Em outras palavras, seria quase como ter um Linux rodando a partir do Windows, sem que para isso se tivesse que recorrer a uma máquina virtual tradicional e a sobrecarga que isso representa para muitos hardwares ou então, uma instalação em dualboot.
Isso por si só representou um espanto para muita gente.
Antes porém, em 2016, resultado de uma parceria com a Canonical, empresa responsável pelo Ubuntu, a Microsoft anunciou que na atualização do Windows 10 Anniversary Update, “o shell Bash está vindo para o Windows”.
Para quem não sabe, o Bash que é um interpretador de comandos também conhecido como Shell, de tal forma que com isso, os comandos do Linux passariam rodar dentro do console do Windows 10, via CMD (do Windows).
Com o recurso, por meio de um console, os usuários teriam muitos comandos do Ubuntu e, portanto, do Linux, como awk, sed, grep, vi, entre outros. Mais ainda, alguns binários podem ser baixadas pelo usuário usando apt-get, como Ruby, Redis e emacs.
Houve quem achasse que a Microsoft tivesse comprado a Canonical. Teve quem dissesse que o Ubuntu iria terminar. A lista de especulações foi grande.
Em 2021, quase todo site e canal de tecnologia já havia noticiado que a empresa de Bill Gates já tinha sua versão do sistema operacional do Pinguim e que ela era chamada de CBL Mariner (Commom Base Linux e Mariner seria o codinome da versão).
Também em 21, chegou a versão estável do navegador web Edge para Linux e que segundo muitas avaliações, é considerado uma das melhores opções de browser para o sistema operacional, lembrando que o Edge é baseado no Chromium, um projeto também open source.

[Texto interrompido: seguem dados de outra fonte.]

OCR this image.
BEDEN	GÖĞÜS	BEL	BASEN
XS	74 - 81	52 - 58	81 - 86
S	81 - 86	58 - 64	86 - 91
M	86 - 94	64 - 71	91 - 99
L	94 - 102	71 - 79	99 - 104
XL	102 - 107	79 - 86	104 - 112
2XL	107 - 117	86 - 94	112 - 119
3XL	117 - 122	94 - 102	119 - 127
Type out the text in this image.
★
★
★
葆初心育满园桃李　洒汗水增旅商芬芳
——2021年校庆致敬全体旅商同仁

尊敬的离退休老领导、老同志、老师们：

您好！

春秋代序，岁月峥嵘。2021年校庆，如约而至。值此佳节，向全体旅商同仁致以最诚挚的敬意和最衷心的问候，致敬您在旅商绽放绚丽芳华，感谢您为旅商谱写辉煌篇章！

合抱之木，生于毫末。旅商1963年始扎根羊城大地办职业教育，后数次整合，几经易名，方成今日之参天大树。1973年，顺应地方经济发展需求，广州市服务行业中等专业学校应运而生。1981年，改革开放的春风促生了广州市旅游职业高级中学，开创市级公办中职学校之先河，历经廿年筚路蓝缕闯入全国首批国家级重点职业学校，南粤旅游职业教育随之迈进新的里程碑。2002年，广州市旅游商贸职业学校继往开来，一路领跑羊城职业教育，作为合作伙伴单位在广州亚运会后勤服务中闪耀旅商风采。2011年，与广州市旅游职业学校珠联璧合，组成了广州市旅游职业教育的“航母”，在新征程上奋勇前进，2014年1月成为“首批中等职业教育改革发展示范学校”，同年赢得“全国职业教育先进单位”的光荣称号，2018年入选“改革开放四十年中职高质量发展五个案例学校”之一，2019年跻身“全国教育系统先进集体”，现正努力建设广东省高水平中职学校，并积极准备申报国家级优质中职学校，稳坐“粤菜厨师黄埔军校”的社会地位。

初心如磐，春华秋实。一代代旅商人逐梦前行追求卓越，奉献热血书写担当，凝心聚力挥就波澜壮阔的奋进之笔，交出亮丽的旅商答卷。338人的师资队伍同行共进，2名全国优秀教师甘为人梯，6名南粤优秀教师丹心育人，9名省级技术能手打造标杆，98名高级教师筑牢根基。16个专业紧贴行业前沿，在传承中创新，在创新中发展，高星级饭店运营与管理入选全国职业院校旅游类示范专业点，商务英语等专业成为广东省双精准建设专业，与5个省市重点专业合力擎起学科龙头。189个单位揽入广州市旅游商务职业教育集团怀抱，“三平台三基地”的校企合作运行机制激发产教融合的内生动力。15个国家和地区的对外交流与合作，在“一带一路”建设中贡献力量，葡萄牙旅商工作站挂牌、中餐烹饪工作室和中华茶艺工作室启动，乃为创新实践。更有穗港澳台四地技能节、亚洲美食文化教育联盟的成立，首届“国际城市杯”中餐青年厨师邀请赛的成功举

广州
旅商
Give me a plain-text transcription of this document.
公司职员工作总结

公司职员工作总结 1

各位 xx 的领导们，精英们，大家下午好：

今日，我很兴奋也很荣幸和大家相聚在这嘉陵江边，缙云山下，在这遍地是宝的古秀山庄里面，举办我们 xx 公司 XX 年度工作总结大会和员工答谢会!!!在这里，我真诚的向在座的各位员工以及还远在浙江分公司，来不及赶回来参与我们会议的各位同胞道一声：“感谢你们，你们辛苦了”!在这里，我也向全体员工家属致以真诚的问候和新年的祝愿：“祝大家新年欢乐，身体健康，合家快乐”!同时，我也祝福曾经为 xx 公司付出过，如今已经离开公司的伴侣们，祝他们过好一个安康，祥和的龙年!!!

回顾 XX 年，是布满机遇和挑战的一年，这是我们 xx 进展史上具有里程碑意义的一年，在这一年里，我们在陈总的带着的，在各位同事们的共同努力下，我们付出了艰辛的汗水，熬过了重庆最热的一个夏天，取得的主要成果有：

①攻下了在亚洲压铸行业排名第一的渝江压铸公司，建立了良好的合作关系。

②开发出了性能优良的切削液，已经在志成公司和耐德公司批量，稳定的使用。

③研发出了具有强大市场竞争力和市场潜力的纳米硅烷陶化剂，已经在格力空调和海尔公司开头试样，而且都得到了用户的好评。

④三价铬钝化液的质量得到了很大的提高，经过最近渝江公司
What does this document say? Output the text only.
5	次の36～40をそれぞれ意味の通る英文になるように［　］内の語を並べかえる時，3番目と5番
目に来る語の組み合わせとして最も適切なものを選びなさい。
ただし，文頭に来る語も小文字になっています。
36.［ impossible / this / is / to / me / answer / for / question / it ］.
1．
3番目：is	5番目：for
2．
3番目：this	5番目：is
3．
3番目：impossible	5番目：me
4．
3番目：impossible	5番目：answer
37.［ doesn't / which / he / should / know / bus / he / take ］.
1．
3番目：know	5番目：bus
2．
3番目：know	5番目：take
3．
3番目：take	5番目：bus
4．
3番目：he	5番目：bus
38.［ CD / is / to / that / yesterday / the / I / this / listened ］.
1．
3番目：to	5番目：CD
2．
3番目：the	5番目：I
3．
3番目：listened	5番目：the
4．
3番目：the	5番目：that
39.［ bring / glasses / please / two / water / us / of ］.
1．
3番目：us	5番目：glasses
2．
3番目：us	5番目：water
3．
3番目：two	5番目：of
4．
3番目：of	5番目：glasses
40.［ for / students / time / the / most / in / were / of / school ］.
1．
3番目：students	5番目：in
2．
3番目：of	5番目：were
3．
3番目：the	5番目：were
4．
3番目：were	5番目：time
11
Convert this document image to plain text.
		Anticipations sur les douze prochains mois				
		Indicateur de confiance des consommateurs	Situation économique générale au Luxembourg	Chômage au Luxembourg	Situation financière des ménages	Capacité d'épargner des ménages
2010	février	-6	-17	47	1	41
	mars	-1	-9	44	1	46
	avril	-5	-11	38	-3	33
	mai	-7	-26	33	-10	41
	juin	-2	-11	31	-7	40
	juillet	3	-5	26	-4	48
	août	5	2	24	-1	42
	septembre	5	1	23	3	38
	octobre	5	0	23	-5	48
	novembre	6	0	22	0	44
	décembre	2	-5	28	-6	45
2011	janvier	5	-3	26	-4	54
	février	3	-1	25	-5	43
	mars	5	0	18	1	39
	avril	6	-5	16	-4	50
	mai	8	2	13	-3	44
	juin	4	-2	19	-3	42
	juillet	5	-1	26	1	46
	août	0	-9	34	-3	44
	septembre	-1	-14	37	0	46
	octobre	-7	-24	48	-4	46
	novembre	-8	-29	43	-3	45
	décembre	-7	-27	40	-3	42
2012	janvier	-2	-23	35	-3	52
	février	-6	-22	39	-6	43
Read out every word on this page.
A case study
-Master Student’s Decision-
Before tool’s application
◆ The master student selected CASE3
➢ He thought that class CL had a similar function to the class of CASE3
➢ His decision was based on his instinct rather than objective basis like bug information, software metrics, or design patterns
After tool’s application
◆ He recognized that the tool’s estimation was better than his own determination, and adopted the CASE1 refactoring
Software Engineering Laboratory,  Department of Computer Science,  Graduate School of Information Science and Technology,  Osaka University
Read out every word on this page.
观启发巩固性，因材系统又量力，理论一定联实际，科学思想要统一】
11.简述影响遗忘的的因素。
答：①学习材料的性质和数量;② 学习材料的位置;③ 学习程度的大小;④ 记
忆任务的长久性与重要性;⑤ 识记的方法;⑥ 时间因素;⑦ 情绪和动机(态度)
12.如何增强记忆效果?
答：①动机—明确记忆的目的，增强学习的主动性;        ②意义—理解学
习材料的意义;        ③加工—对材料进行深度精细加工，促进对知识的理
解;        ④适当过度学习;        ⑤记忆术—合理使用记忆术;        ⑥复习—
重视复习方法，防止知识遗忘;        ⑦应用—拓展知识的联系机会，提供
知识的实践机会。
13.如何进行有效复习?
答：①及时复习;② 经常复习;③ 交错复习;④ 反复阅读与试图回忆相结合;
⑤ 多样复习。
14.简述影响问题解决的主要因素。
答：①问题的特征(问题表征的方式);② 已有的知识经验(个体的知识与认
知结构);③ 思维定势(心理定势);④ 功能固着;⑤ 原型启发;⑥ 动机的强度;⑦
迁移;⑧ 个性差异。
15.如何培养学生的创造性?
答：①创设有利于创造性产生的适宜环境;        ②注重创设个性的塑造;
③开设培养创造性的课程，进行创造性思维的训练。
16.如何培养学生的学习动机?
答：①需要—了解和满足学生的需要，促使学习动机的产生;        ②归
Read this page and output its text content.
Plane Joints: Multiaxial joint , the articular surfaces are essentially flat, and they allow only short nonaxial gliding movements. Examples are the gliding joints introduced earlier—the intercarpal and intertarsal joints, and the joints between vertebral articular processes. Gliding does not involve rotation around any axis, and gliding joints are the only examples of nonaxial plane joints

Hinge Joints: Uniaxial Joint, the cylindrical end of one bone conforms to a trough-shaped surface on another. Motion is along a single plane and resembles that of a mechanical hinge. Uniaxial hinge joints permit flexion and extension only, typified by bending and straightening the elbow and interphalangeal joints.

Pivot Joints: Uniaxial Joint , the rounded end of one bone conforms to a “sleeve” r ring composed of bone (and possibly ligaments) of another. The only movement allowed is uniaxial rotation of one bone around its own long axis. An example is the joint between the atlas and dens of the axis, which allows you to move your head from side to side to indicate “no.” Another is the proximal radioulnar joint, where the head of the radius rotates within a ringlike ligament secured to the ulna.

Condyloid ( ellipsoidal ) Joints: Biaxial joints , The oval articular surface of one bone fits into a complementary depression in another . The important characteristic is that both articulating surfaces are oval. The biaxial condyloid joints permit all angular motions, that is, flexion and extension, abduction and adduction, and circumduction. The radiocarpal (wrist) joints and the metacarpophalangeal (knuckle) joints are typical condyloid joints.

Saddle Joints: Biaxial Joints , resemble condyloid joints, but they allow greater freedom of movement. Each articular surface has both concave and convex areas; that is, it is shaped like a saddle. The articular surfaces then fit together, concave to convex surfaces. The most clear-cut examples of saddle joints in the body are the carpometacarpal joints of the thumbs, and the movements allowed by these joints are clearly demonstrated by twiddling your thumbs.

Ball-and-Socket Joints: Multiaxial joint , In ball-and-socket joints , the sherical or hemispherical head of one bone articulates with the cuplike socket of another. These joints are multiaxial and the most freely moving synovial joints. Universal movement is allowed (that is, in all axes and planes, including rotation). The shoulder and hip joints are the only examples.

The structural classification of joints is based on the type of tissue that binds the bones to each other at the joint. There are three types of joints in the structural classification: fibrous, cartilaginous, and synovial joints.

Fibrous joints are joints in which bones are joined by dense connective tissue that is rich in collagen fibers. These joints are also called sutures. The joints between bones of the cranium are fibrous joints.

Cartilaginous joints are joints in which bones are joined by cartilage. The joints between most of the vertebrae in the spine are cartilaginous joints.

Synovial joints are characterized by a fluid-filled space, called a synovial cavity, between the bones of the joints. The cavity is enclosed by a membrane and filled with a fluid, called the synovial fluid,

Um ano antes, em 2020, como foi no mais recente anúncio, ou seja, também na conferência Build para desenvolvedores, veio a notícia de que passaria a disponibilizar três versões diferentes do Linux (Ubuntu, Fedora e Suse) na Windows Store. Atualmente a lista é mais ampla e contempla outras distros, como a Kali Linux, a Debian e até a Oracle Linux.
Enfim, a animosidade entre dois dos principais representantes do mundo do software, parece ter morrido da mesma doença que Ballmer citou em sua desastrosa declaração.
Conclusão
O lançamento da distribuição Azure Linux pela Microsoft, mostra uma aproximação necessária e sensata dos rumos que a indústria de software vem tomando.